Radio formats are like potato chips. You simply can’t stop at one, especially now that HD Radio is making it so tempting to put up two, even three formats on an FM frequency.

Client:
Steel City Media
Industry:
Radio Industry
Website:
www.steelcitymedia.com/

Challenge

But are multiple HD channels practical, and if so, will they sound good?

Yes and yes, according to Gregg Frischling, the station manager for Steel City Media’s WLTJ FM in Pittsburgh, which added an HD2 and an HD3 program channel to the FM signal in March.

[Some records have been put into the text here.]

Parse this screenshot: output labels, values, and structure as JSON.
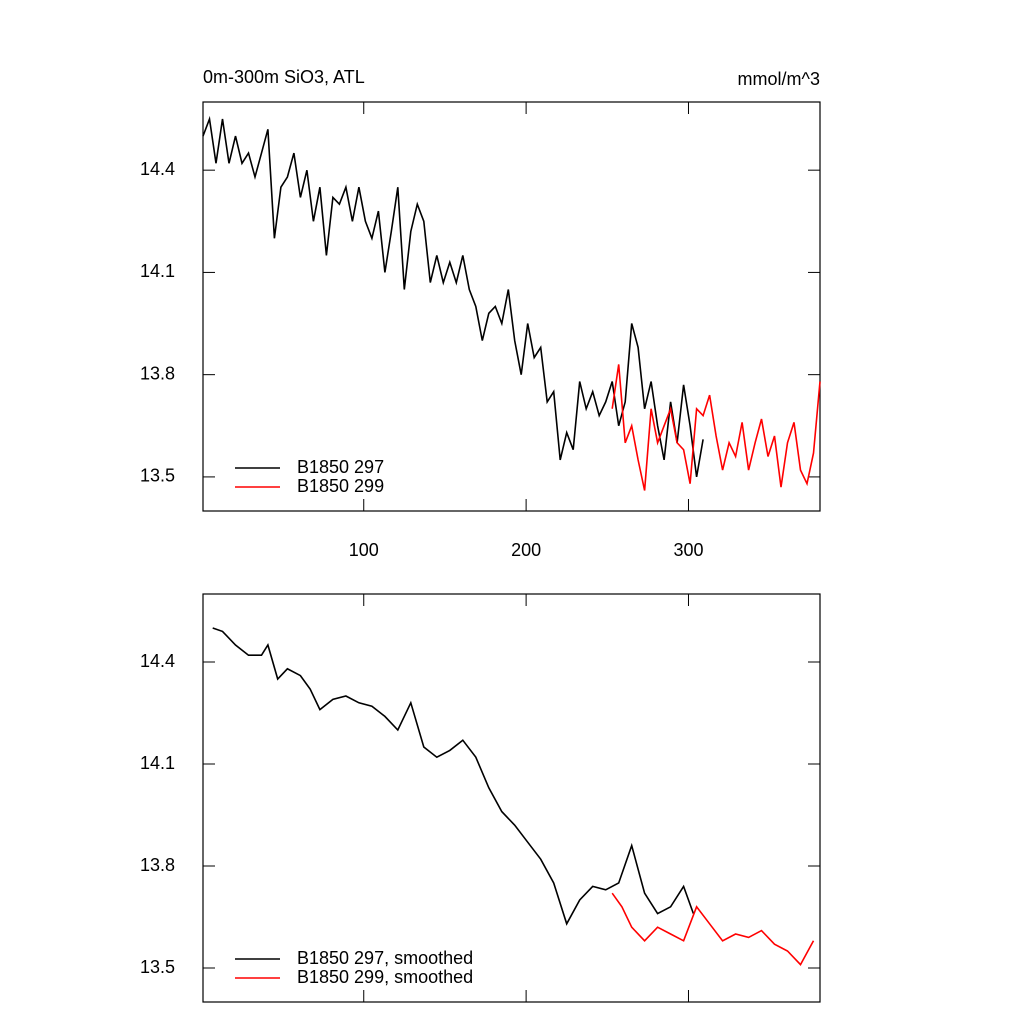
{
  "chart_data": [
    {
      "type": "line",
      "title": "0m-300m SiO3, ATL",
      "units": "mmol/m^3",
      "xlim": [
        1,
        381
      ],
      "xticks": [
        100,
        200,
        300
      ],
      "ylim": [
        13.4,
        14.6
      ],
      "yticks": [
        14.4,
        14.1,
        13.8,
        13.5
      ],
      "xtick_labels": true,
      "legend": "lower left",
      "series": [
        {
          "name": "B1850 297",
          "color": "#000000",
          "x": [
            1,
            5,
            9,
            13,
            17,
            21,
            25,
            29,
            33,
            37,
            41,
            45,
            49,
            53,
            57,
            61,
            65,
            69,
            73,
            77,
            81,
            85,
            89,
            93,
            97,
            101,
            105,
            109,
            113,
            117,
            121,
            125,
            129,
            133,
            137,
            141,
            145,
            149,
            153,
            157,
            161,
            165,
            169,
            173,
            177,
            181,
            185,
            189,
            193,
            197,
            201,
            205,
            209,
            213,
            217,
            221,
            225,
            229,
            233,
            237,
            241,
            245,
            249,
            253,
            257,
            261,
            265,
            269,
            273,
            277,
            281,
            285,
            289,
            293,
            297,
            301,
            305,
            309
          ],
          "values": [
            14.5,
            14.55,
            14.42,
            14.55,
            14.42,
            14.5,
            14.42,
            14.45,
            14.38,
            14.45,
            14.52,
            14.2,
            14.35,
            14.38,
            14.45,
            14.32,
            14.4,
            14.25,
            14.35,
            14.15,
            14.32,
            14.3,
            14.35,
            14.25,
            14.35,
            14.25,
            14.2,
            14.28,
            14.1,
            14.22,
            14.35,
            14.05,
            14.22,
            14.3,
            14.25,
            14.07,
            14.15,
            14.07,
            14.13,
            14.07,
            14.15,
            14.05,
            14.0,
            13.9,
            13.98,
            14.0,
            13.95,
            14.05,
            13.9,
            13.8,
            13.95,
            13.85,
            13.88,
            13.72,
            13.75,
            13.55,
            13.63,
            13.58,
            13.78,
            13.7,
            13.75,
            13.68,
            13.72,
            13.78,
            13.65,
            13.72,
            13.95,
            13.88,
            13.7,
            13.78,
            13.65,
            13.55,
            13.72,
            13.6,
            13.77,
            13.65,
            13.5,
            13.61
          ]
        },
        {
          "name": "B1850 299",
          "color": "#ff0000",
          "x": [
            253,
            257,
            261,
            265,
            269,
            273,
            277,
            281,
            285,
            289,
            293,
            297,
            301,
            305,
            309,
            313,
            317,
            321,
            325,
            329,
            333,
            337,
            341,
            345,
            349,
            353,
            357,
            361,
            365,
            369,
            373,
            377,
            381
          ],
          "values": [
            13.7,
            13.83,
            13.6,
            13.65,
            13.55,
            13.46,
            13.7,
            13.6,
            13.65,
            13.7,
            13.6,
            13.58,
            13.48,
            13.7,
            13.68,
            13.74,
            13.62,
            13.52,
            13.6,
            13.56,
            13.66,
            13.52,
            13.6,
            13.67,
            13.56,
            13.62,
            13.47,
            13.6,
            13.66,
            13.52,
            13.48,
            13.57,
            13.78
          ]
        }
      ]
    },
    {
      "type": "line",
      "xlim": [
        1,
        381
      ],
      "xticks": [
        100,
        200,
        300
      ],
      "ylim": [
        13.4,
        14.6
      ],
      "yticks": [
        14.4,
        14.1,
        13.8,
        13.5
      ],
      "xtick_labels": false,
      "legend": "lower left",
      "series": [
        {
          "name": "B1850 297, smoothed",
          "color": "#000000",
          "x": [
            7,
            13,
            21,
            29,
            37,
            41,
            47,
            53,
            61,
            67,
            73,
            81,
            89,
            97,
            105,
            113,
            121,
            129,
            137,
            145,
            153,
            161,
            169,
            177,
            185,
            193,
            201,
            209,
            217,
            225,
            233,
            241,
            249,
            257,
            265,
            273,
            281,
            289,
            297,
            303
          ],
          "values": [
            14.5,
            14.49,
            14.45,
            14.42,
            14.42,
            14.45,
            14.35,
            14.38,
            14.36,
            14.32,
            14.26,
            14.29,
            14.3,
            14.28,
            14.27,
            14.24,
            14.2,
            14.28,
            14.15,
            14.12,
            14.14,
            14.17,
            14.12,
            14.03,
            13.96,
            13.92,
            13.87,
            13.82,
            13.75,
            13.63,
            13.7,
            13.74,
            13.73,
            13.75,
            13.86,
            13.72,
            13.66,
            13.68,
            13.74,
            13.66
          ]
        },
        {
          "name": "B1850 299, smoothed",
          "color": "#ff0000",
          "x": [
            253,
            259,
            265,
            273,
            281,
            289,
            297,
            305,
            313,
            321,
            329,
            337,
            345,
            353,
            361,
            369,
            377
          ],
          "values": [
            13.72,
            13.68,
            13.62,
            13.58,
            13.62,
            13.6,
            13.58,
            13.68,
            13.63,
            13.58,
            13.6,
            13.59,
            13.61,
            13.57,
            13.55,
            13.51,
            13.58
          ]
        }
      ]
    }
  ]
}
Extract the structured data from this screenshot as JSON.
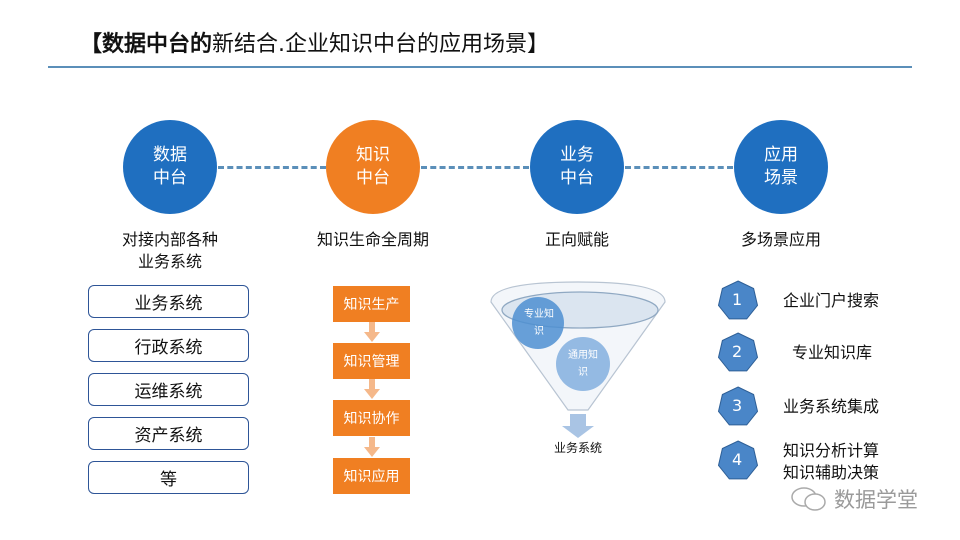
{
  "title": {
    "bold": "【数据中台的",
    "rest": "新结合.企业知识中台的应用场景】"
  },
  "stages": [
    {
      "label": "数据\n中台",
      "caption": "对接内部各种\n业务系统",
      "color": "#1f6fc0"
    },
    {
      "label": "知识\n中台",
      "caption": "知识生命全周期",
      "color": "#f07f22"
    },
    {
      "label": "业务\n中台",
      "caption": "正向赋能",
      "color": "#1f6fc0"
    },
    {
      "label": "应用\n场景",
      "caption": "多场景应用",
      "color": "#1f6fc0"
    }
  ],
  "systems": [
    "业务系统",
    "行政系统",
    "运维系统",
    "资产系统",
    "等"
  ],
  "knowledge_steps": [
    "知识生产",
    "知识管理",
    "知识协作",
    "知识应用"
  ],
  "funnel": {
    "inner": [
      "专业知\n识",
      "通用知\n识"
    ],
    "output": "业务系统"
  },
  "scenarios": [
    {
      "num": "1",
      "label": "企业门户搜索"
    },
    {
      "num": "2",
      "label": "专业知识库"
    },
    {
      "num": "3",
      "label": "业务系统集成"
    },
    {
      "num": "4",
      "label": "知识分析计算\n知识辅助决策"
    }
  ],
  "watermark": "数据学堂"
}
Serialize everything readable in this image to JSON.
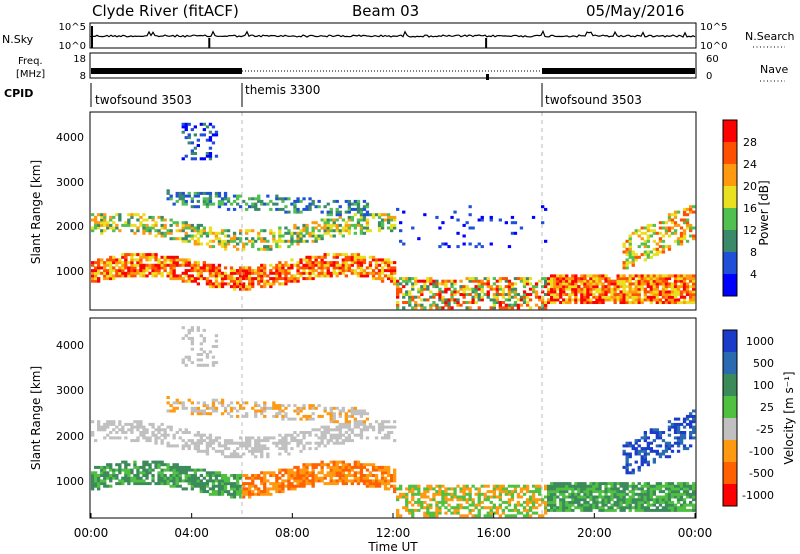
{
  "header": {
    "station": "Clyde River (fitACF)",
    "beam": "Beam 03",
    "date": "05/May/2016"
  },
  "colors": {
    "power_scale": [
      "#0000ff",
      "#2050d8",
      "#3a8a6a",
      "#50c050",
      "#e8e020",
      "#ff9a10",
      "#ff5000",
      "#ff0000"
    ],
    "velocity_scale": [
      "#1a3cc8",
      "#2a6ab0",
      "#3a8a5a",
      "#50c040",
      "#c0c0c0",
      "#ff9a10",
      "#ff6000",
      "#ff0000"
    ]
  },
  "chart_data": [
    {
      "type": "line",
      "name": "nsky-nsearch",
      "left_label": "N.Sky",
      "right_label": "N.Search",
      "left_ticks": [
        "10^5",
        "10^0"
      ],
      "right_ticks": [
        "10^5",
        "10^0"
      ]
    },
    {
      "type": "line",
      "name": "freq-nave",
      "left_label_top": "Freq.",
      "left_label_bottom": "[MHz]",
      "right_label": "Nave",
      "left_ticks": [
        "18",
        "8"
      ],
      "right_ticks": [
        "60",
        "0"
      ]
    },
    {
      "type": "table",
      "name": "cpid",
      "label": "CPID",
      "segments": [
        {
          "start": 0,
          "end": 6,
          "label": "twofsound 3503"
        },
        {
          "start": 6,
          "end": 18,
          "label": "themis 3300"
        },
        {
          "start": 18,
          "end": 24,
          "label": "twofsound 3503"
        }
      ]
    },
    {
      "type": "heatmap",
      "name": "power",
      "ylabel": "Slant Range [km]",
      "yticks": [
        "1000",
        "2000",
        "3000",
        "4000"
      ],
      "colorbar_label": "Power [dB]",
      "colorbar_ticks": [
        "4",
        "8",
        "12",
        "16",
        "20",
        "24",
        "28"
      ],
      "ylim": [
        180,
        4600
      ]
    },
    {
      "type": "heatmap",
      "name": "velocity",
      "ylabel": "Slant Range [km]",
      "yticks": [
        "1000",
        "2000",
        "3000",
        "4000"
      ],
      "colorbar_label": "Velocity [m s⁻¹]",
      "colorbar_ticks": [
        "1000",
        "500",
        "100",
        "25",
        "-25",
        "-100",
        "-500",
        "-1000"
      ],
      "ylim": [
        180,
        4600
      ]
    }
  ],
  "xaxis": {
    "label": "Time UT",
    "ticks": [
      "00:00",
      "04:00",
      "08:00",
      "12:00",
      "16:00",
      "20:00",
      "00:00"
    ]
  }
}
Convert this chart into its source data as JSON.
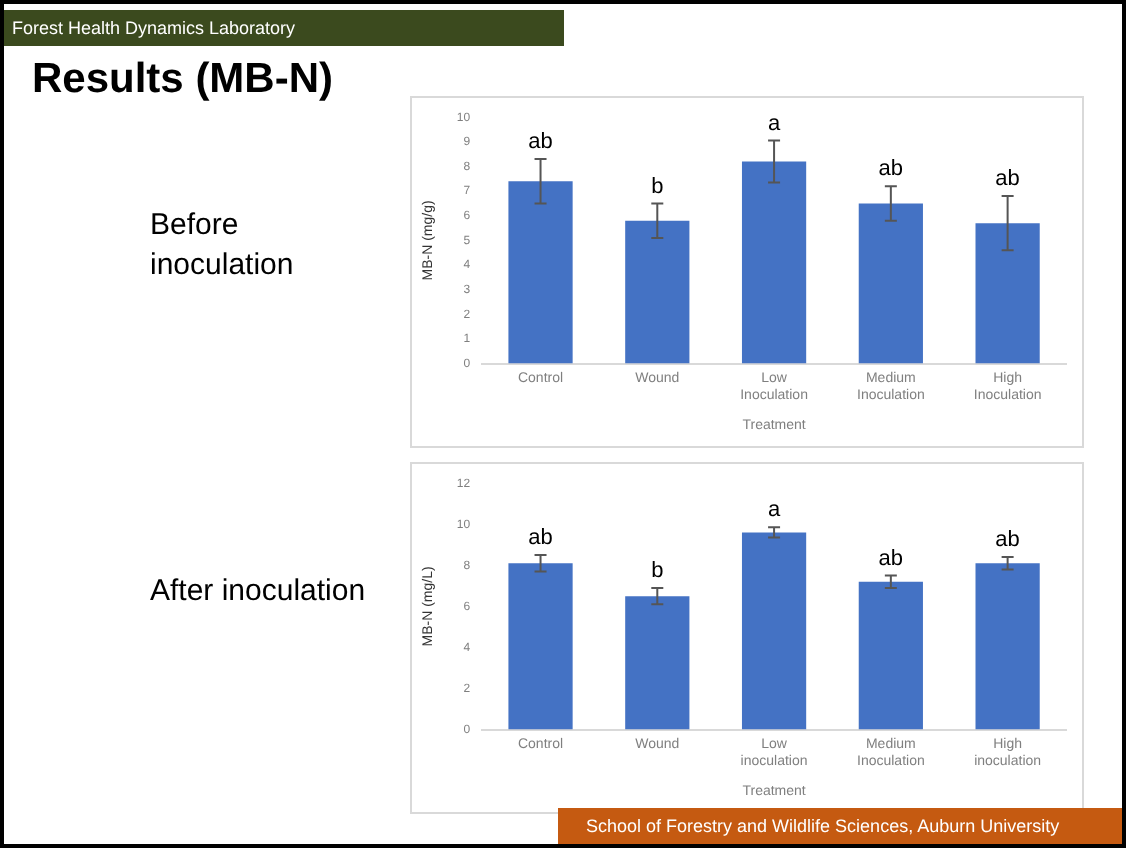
{
  "chart_data": [
    {
      "type": "bar",
      "title": "Results (MB-N)",
      "subtitle": "Before inoculation",
      "xlabel": "Treatment",
      "ylabel": "MB-N (mg/g)",
      "categories": [
        "Control",
        "Wound",
        "Low Inoculation",
        "Medium Inoculation",
        "High Inoculation"
      ],
      "values": [
        7.4,
        5.8,
        8.2,
        6.5,
        5.7
      ],
      "errors": [
        0.9,
        0.7,
        0.85,
        0.7,
        1.1
      ],
      "color": "#4472c4",
      "ylim": [
        0,
        10
      ],
      "yticks": [
        0,
        1,
        2,
        3,
        4,
        5,
        6,
        7,
        8,
        9,
        10
      ],
      "grid": false,
      "legend": false,
      "annotations": [
        "Forest Health Dynamics Laboratory",
        "School of Forestry and Wildlife Sciences, Auburn University",
        {
          "text": "ab",
          "x": "Control",
          "y": 8.3
        },
        {
          "text": "b",
          "x": "Wound",
          "y": 6.5
        },
        {
          "text": "a",
          "x": "Low Inoculation",
          "y": 9.05
        },
        {
          "text": "ab",
          "x": "Medium Inoculation",
          "y": 7.2
        },
        {
          "text": "ab",
          "x": "High Inoculation",
          "y": 6.8
        }
      ]
    },
    {
      "type": "bar",
      "subtitle": "After inoculation",
      "xlabel": "Treatment",
      "ylabel": "MB-N (mg/L)",
      "categories": [
        "Control",
        "Wound",
        "Low inoculation",
        "Medium Inoculation",
        "High inoculation"
      ],
      "values": [
        8.1,
        6.5,
        9.6,
        7.2,
        8.1
      ],
      "errors": [
        0.4,
        0.4,
        0.25,
        0.3,
        0.3
      ],
      "color": "#4472c4",
      "ylim": [
        0,
        12
      ],
      "yticks": [
        0,
        2,
        4,
        6,
        8,
        10,
        12
      ],
      "grid": false,
      "legend": false,
      "annotations": [
        {
          "text": "ab",
          "x": "Control",
          "y": 8.5
        },
        {
          "text": "b",
          "x": "Wound",
          "y": 6.9
        },
        {
          "text": "a",
          "x": "Low inoculation",
          "y": 9.85
        },
        {
          "text": "ab",
          "x": "Medium Inoculation",
          "y": 7.5
        },
        {
          "text": "ab",
          "x": "High inoculation",
          "y": 8.4
        }
      ]
    }
  ]
}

“If you like having one channel, you’re going to like having two even better,” he says.

Solution

As one of a growing number of stations adding not one, but two multicast channels, WLTJ FM is doubling up on media output to serve an increasingly fragmented listening audience. The family-owned station is broadcasting a Classic Rock format and an Urban Adult Contemporary format in addition to its main Lite Rock format; all three channels are multicasting on 92.9 MHz using BE’s transmission and multicast technology.

Multiple channels over HD Radio offer this rocker the program slots to indulge in the related formats that will snag new listeners and build cume, yet maintain the large number of core listeners needed to feed the ratings machine.

What’s more, adding channels required little more effort than the flip of a switch once WLTJ FM had installed the HD Radio digital path.

WLTJ FM began broadcasting its main program in HD Radio in August 2005. It acquired a new BE RF system for generating the HD Radio signal and installed a broadband link, BE’s Big Pipe, capable of transporting the full program payload — and much, much more — from the studio to the transmitter site.

Results

Six months after signing on in HD Radio, the station turned on two additional program channels. The key to this expandability is BE’s IDi 20 Importer multicast unit, which splits the digital signal into the desired program streams. With this one unit, stations can add an HD2 channel now and an HD3 channel later, or broadcast both now. Aside from content, the only requirement was to allocate the bits for each channel.

As for sound quality, Frischling says the three channels sound as good, if not better, than the station’s analog broadcast. Noise is indiscernible and the laser-like reproduction of digitalgives these channels a CD-like quality, despite the fact that each occupies little more bandwidth than typical dial-up Internet audio.

With the successful launch of two new stations under his belt, Frischling is now considering another HD channel. “I’m ready for HD4 when the market is,” he says.